The part of the coast that I walk is not the beach--it is between  Petrel Cove  and Kings Beach which  are  surf beaches with sandy foreshores.  An image of Petrel Cove:

This is a coastal environment where are there few people along the rocks of the foreshore.  Most people stroll along the path of the Heritage Trail along  the cliff top and only a few venture down to the rocks below. 

So there is a sense in which the freedom of the beach (it is public property)  extends to the rock foreshore. The  immediate hinterland behind the path is farming land--ie., private property.  What happens when the farm is eventually sold? 

It is divided up into smaller blocs--10 acres--which become holiday places that are often for  rent

intimate landscapes

This photo is made from an  ecological perspective on the landscapes that have been produced by the economic development of settler capitalism.    Today there is only scattered remnant vegetation left from the clearance  for agricultural production in the Fleurieu Peninsula. It's not  a pretty picture. 

The photo of an intimate landscape --dead  roadside vegetation--  is the opposite of a nostalgic picture of a cosy,  rural life  to a  harmonious settlement that has its roots in the yeoman tradition in the form of soldier settlements.  The state government,  as a  promoter of economic development,  in the early 20th century  was  also the architect of a desired cultural landscape and social class  that emphasised the virtues of small-scale family owned and operated yeoman farms. 

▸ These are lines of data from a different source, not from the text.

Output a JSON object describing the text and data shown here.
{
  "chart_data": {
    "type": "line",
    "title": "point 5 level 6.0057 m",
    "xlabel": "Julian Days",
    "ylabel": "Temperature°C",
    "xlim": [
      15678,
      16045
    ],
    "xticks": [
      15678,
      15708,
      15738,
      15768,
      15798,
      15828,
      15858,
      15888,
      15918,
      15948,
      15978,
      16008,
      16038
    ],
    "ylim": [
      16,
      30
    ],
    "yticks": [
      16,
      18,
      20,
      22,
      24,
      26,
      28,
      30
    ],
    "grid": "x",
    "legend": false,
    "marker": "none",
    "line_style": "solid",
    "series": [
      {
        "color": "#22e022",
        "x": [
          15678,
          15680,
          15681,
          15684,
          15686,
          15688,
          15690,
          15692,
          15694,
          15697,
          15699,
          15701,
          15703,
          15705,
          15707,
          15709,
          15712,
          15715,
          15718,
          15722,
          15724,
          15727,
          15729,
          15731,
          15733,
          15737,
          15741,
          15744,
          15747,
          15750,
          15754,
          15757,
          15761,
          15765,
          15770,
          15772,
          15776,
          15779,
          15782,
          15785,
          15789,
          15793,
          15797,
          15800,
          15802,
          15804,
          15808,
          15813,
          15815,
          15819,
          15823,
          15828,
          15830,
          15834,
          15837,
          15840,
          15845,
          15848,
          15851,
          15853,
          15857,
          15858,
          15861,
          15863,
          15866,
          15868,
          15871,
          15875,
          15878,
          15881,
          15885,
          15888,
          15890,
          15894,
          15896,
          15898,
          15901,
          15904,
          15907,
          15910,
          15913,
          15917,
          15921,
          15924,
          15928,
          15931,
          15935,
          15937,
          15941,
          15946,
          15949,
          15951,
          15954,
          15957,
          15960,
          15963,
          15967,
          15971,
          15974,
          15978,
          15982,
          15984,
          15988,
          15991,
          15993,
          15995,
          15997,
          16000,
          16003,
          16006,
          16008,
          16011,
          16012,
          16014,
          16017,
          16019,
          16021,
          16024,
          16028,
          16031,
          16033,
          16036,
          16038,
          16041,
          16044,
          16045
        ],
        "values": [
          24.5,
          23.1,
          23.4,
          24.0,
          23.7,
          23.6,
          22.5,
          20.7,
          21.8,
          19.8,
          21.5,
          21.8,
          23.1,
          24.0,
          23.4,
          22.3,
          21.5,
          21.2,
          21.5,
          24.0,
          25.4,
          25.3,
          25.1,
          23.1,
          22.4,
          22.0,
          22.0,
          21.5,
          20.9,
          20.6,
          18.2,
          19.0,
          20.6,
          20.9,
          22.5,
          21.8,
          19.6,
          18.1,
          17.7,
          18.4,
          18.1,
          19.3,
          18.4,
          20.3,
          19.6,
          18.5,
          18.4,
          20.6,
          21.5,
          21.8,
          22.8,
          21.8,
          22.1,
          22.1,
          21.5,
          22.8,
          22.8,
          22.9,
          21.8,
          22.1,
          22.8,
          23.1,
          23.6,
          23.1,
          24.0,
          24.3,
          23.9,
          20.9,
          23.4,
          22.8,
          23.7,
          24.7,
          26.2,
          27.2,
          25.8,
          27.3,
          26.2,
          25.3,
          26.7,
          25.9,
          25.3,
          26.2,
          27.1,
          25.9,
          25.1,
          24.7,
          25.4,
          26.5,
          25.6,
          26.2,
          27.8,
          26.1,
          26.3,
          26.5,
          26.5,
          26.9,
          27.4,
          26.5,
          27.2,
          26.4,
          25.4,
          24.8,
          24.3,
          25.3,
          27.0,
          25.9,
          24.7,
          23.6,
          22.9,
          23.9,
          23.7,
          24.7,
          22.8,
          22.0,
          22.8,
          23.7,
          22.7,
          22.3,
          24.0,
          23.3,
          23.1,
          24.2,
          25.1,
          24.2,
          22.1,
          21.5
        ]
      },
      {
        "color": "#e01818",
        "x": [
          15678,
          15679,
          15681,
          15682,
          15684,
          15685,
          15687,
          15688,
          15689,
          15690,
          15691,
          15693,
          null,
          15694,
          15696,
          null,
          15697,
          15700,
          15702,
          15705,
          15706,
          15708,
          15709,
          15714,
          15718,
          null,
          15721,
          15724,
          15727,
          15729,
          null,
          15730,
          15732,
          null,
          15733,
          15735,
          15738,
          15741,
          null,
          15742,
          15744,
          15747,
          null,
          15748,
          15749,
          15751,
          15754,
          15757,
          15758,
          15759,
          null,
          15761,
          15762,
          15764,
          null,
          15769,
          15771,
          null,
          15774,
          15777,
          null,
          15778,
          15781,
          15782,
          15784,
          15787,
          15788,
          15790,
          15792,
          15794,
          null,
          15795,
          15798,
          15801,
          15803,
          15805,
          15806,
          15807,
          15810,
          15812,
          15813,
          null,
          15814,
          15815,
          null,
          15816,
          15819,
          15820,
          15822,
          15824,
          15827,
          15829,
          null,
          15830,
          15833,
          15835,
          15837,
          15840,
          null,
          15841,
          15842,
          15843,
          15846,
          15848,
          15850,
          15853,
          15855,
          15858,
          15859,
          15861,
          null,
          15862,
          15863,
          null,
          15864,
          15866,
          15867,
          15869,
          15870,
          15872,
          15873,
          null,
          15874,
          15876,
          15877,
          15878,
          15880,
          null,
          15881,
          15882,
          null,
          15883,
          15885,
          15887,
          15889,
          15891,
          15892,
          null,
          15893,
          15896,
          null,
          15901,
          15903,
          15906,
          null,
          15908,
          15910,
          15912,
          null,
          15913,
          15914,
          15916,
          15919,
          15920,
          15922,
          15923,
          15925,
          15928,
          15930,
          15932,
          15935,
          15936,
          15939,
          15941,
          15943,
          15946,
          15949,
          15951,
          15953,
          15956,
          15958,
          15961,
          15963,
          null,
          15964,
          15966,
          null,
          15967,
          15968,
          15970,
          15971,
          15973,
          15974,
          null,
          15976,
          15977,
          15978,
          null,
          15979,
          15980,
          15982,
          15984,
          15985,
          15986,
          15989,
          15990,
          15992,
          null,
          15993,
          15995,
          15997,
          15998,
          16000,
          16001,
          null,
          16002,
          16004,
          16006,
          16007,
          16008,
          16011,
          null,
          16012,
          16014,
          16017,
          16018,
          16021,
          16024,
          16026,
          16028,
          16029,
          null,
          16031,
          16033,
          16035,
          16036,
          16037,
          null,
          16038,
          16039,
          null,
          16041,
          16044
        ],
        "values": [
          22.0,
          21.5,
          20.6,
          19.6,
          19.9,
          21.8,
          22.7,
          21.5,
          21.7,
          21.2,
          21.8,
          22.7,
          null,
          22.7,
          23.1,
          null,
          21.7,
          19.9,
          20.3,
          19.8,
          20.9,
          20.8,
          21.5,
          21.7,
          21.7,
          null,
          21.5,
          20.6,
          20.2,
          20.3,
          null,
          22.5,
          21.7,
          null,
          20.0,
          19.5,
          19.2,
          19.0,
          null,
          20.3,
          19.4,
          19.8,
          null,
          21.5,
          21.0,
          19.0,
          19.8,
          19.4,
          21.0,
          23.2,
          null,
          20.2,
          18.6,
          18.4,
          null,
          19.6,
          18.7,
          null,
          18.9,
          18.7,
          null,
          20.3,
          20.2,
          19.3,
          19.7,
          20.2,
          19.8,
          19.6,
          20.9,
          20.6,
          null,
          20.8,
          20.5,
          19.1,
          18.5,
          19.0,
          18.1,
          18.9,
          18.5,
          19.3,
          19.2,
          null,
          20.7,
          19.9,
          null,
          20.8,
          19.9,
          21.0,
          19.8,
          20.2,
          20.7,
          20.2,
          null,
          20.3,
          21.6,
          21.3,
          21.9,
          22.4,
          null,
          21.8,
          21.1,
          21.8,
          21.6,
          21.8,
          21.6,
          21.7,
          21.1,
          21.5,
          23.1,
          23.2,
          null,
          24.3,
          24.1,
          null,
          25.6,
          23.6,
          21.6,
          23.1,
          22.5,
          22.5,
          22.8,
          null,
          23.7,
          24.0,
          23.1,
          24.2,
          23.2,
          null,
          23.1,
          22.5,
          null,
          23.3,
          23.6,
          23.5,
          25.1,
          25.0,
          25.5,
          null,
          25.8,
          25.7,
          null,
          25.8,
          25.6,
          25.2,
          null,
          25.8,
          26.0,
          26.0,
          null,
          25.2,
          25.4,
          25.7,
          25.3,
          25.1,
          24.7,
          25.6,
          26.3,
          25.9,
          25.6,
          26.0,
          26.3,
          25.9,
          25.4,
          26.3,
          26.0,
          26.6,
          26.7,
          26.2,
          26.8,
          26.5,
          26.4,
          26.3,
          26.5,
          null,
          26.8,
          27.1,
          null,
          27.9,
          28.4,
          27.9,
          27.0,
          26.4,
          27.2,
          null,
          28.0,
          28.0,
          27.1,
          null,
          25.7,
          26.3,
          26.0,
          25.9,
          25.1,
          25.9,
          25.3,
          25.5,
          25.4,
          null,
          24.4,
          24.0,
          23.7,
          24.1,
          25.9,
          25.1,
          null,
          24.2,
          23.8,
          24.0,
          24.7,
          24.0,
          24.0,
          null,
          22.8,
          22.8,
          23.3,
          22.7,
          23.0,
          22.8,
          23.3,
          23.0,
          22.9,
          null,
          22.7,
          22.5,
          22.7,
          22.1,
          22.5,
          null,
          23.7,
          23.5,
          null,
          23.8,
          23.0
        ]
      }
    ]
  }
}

The ‘ pioneer legend’---which saw white settlement as a battle to win the land, in which humans were evenly pitted against nature---is  now a  form of myth making, given the emergence of agri-businesses and the family farm  becoming all but obsolete.   The pioneer idea, in pitting settlers against the land was not only fruitless, in leading to the ruin of the settlers, but self-defeating in ultimately ruining the land itself.